Studio album by Gavin DeGraw
- Released: May 20, 2022
- Studio: RCA Studio A (Nashville, Tennessee)
- Genre: Pop
- Length: 41:01
- Language: English
- Label: RCA
- Producer: Dave Cobb

Gavin DeGraw chronology
| Something Worth Saving (2016) | Face the River (2022) | A Classic Christmas (2023) |

= Face the River =

Face the River is the seventh studio album by the American pop musician Gavin DeGraw, released on May 20, 2022, by RCA Records. It was written about his parents, who had recently died.

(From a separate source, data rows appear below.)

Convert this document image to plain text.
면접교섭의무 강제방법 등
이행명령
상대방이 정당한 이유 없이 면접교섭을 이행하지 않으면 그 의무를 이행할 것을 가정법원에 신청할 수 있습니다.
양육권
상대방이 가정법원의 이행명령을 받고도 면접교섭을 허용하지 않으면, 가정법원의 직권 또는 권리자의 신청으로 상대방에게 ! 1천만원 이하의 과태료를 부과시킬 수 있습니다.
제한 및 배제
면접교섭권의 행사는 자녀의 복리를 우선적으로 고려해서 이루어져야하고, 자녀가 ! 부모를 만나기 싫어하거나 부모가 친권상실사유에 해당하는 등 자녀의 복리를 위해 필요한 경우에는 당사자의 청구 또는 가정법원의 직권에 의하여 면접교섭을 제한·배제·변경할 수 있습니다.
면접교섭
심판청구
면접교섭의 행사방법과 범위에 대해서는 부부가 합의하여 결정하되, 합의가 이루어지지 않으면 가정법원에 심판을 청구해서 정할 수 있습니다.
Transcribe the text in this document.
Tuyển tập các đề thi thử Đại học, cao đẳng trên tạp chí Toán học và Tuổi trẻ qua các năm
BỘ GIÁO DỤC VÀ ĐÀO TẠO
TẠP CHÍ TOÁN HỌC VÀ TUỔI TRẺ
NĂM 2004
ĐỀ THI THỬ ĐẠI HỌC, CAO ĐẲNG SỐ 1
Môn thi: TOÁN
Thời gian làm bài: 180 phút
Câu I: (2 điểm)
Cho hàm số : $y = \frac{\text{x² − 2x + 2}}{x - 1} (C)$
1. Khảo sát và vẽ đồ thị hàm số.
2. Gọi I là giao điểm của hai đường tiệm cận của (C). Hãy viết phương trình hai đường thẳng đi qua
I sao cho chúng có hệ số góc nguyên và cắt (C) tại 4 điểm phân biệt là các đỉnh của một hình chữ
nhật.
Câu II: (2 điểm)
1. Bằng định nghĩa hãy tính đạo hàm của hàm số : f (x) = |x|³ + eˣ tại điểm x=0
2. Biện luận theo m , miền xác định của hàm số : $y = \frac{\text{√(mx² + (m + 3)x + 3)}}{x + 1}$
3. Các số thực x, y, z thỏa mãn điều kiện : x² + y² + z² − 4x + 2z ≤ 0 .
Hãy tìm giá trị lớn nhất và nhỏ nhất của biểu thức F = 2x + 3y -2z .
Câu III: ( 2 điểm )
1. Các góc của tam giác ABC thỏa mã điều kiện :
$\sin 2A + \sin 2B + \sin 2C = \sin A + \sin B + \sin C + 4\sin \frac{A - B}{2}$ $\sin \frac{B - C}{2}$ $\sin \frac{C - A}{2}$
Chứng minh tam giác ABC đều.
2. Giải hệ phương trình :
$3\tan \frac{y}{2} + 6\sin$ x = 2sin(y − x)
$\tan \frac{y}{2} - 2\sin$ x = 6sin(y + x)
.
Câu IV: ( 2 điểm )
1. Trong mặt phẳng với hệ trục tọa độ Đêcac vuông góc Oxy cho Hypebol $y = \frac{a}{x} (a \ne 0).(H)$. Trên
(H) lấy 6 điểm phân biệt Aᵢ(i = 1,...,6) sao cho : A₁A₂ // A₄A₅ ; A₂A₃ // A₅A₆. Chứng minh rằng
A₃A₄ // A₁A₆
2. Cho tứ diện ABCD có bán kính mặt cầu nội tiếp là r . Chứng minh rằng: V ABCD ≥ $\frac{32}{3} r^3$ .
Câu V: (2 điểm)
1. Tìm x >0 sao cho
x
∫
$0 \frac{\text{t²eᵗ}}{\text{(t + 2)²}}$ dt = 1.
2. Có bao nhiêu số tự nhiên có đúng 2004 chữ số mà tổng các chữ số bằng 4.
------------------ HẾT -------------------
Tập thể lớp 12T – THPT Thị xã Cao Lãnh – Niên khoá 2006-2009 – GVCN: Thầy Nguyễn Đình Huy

It was his first album in six years and was supported by a concert tour.

==Track listing==
All songs were written by Gavin DeGraw
1. "Face The River" – 3:37
2. "Summertime" – 4:17
3. "Ford" – 3:37
4. "Freedom (Johnny's Song)" – 4:12
5. "Greatest of All Time" – 3:39
6. "Destiny" – 4:43
7. "Lighthouse" – 4:21
8. "Chasing When" – 3:19
9. "Hero in Our House" – 4:55
10. "Let Someone In" – 4:21

==Personnel==
- Gavin DeGraw – piano, vocals
- Brian Allen – bass guitar
- Ali Ambrosi – design
- Daniel Bacigalupi – mastering assistance
- Andrew Brightman – production coordination
- Dave Cobb – acoustic guitar, percussion, production
- Jason Godrich – photography
- Greg Koller – engineering, mixing
- Pete Lyman – mastering at Infrasonic Sound, Nashville, Tennessee, United States
- Billy Norris – guitar
- Chris Powell – drums, percussion
- Kristen Rogers – backing vocals on "Greatest of All Time" and "Let Someone In"
- Philip Towns – keyboards, organ
- Alberto Vasari – photography

==Chart performance==
The album spent one week on Billboards Top Album Sales, at 63 for the week of July 4, 2022.